German Lisbon Treaty ratification uncertain on Irish no

16th June 2008, Comments 0 comments

The situation in Germany facing the Lisbon Treaty after the Irish no is similar to that faced by the European Constitution in 2005.

Berlin -- The Irish no to the European Union's Lisbon Treaty last week has cast uncertainty over the German ratification process.

While both houses of the German parliament have passed the legislation ratifying the treaty - the only party to oppose it was the minority Left - German President Horst Koehler has yet to sign it.

But Peter Gauweiler, a member of the Lower House, the Bundestag, for Bavaria's Christian Social Union (CSU), applied to the Constitutional Court to have the treaty ruled unconstitutional.

Gauweiler cited objections similar to those heard from the no side in Ireland and to those voiced by eurosceptic members of Britain's Conservative Party - that the treaty impinges on German sovereignty, in particular on the rights of German citizens to representation by members of the German parliament.
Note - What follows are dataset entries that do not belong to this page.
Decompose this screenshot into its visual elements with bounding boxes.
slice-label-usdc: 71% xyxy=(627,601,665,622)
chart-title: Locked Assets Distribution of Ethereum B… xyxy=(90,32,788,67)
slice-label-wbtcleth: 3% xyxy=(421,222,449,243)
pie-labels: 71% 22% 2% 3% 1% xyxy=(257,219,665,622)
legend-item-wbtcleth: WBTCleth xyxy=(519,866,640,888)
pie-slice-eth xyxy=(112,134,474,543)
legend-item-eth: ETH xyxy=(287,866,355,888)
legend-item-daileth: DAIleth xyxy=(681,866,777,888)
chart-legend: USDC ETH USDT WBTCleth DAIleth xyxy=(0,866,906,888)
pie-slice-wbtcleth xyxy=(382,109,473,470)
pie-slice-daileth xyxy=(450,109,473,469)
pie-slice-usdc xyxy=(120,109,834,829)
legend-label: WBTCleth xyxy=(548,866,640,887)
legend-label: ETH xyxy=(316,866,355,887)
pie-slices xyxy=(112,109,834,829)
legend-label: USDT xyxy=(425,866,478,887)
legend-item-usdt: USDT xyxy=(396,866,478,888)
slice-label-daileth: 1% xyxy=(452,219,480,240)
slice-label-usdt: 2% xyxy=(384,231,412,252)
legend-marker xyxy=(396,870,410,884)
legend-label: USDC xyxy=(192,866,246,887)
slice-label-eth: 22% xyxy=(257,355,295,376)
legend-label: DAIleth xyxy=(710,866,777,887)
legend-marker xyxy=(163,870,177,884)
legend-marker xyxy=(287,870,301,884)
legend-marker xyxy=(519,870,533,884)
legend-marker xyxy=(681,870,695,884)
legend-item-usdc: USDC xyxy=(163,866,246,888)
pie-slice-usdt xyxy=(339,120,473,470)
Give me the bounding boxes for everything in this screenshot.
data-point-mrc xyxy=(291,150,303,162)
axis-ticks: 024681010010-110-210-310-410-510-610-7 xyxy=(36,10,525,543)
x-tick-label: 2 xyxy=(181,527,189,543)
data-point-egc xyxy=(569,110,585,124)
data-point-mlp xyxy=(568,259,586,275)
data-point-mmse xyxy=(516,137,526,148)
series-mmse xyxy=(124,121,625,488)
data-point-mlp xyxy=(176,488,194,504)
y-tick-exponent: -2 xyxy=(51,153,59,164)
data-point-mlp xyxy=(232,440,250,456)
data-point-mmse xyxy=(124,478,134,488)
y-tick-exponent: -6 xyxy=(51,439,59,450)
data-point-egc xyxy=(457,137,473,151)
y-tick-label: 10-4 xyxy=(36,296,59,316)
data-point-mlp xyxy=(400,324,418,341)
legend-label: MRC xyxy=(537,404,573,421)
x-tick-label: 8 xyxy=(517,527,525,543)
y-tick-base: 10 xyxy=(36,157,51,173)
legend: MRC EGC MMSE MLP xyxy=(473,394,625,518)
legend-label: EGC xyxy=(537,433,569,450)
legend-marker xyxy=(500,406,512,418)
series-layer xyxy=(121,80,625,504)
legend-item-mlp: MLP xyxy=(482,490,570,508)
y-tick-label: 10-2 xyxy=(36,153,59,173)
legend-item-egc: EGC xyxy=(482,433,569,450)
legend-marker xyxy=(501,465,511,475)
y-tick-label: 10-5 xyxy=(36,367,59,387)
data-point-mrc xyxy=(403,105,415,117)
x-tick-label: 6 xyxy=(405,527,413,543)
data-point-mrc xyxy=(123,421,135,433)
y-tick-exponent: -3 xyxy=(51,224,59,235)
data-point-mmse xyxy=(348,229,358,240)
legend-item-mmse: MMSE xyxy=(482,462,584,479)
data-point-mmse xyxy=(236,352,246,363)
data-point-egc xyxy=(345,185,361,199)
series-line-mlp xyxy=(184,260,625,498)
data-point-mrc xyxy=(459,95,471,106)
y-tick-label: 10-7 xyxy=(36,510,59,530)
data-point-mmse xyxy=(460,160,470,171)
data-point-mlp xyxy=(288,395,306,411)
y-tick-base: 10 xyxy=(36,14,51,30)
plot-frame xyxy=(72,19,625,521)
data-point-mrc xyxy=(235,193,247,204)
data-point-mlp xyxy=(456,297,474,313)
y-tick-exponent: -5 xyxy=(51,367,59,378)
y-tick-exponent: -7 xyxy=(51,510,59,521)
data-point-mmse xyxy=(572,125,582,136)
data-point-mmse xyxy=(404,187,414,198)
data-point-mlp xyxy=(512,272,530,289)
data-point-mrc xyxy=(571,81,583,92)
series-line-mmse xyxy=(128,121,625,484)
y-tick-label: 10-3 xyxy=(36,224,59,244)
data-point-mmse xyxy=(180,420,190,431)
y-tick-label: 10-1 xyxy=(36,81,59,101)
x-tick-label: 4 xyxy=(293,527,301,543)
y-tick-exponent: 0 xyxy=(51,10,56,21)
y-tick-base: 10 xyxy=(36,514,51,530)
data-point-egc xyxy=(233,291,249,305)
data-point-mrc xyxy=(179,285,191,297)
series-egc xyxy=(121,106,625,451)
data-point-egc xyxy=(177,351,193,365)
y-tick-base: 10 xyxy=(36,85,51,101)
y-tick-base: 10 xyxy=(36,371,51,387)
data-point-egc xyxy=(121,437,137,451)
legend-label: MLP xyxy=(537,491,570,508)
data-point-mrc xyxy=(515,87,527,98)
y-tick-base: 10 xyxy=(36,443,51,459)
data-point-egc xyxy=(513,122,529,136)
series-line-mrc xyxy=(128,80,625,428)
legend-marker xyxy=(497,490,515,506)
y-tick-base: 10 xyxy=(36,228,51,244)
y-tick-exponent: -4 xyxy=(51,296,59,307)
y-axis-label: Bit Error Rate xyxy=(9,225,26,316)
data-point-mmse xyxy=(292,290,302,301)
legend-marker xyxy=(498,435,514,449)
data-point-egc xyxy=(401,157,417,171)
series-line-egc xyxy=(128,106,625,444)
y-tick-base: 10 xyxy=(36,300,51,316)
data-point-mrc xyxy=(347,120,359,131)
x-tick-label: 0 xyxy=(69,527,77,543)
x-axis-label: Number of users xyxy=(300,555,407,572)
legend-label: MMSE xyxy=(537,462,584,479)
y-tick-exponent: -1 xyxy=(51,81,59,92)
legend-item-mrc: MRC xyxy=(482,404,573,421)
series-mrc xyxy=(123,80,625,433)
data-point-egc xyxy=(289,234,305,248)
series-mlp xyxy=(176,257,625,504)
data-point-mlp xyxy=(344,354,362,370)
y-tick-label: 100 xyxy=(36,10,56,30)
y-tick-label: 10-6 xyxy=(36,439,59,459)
The situation in Germany facing the Lisbon Treaty after the Irish no is similar to that faced by the European Constitution in 2005.

After the German parliament had passed the European Constitution in May 2005, Gauweiler raised similar objections and Koehler waited for the court to rule.

The rejections by the French and Dutch electorates in the middle of that year brought the process to a halt. The German Constitutional Court did not rule, and Koehler did not sign.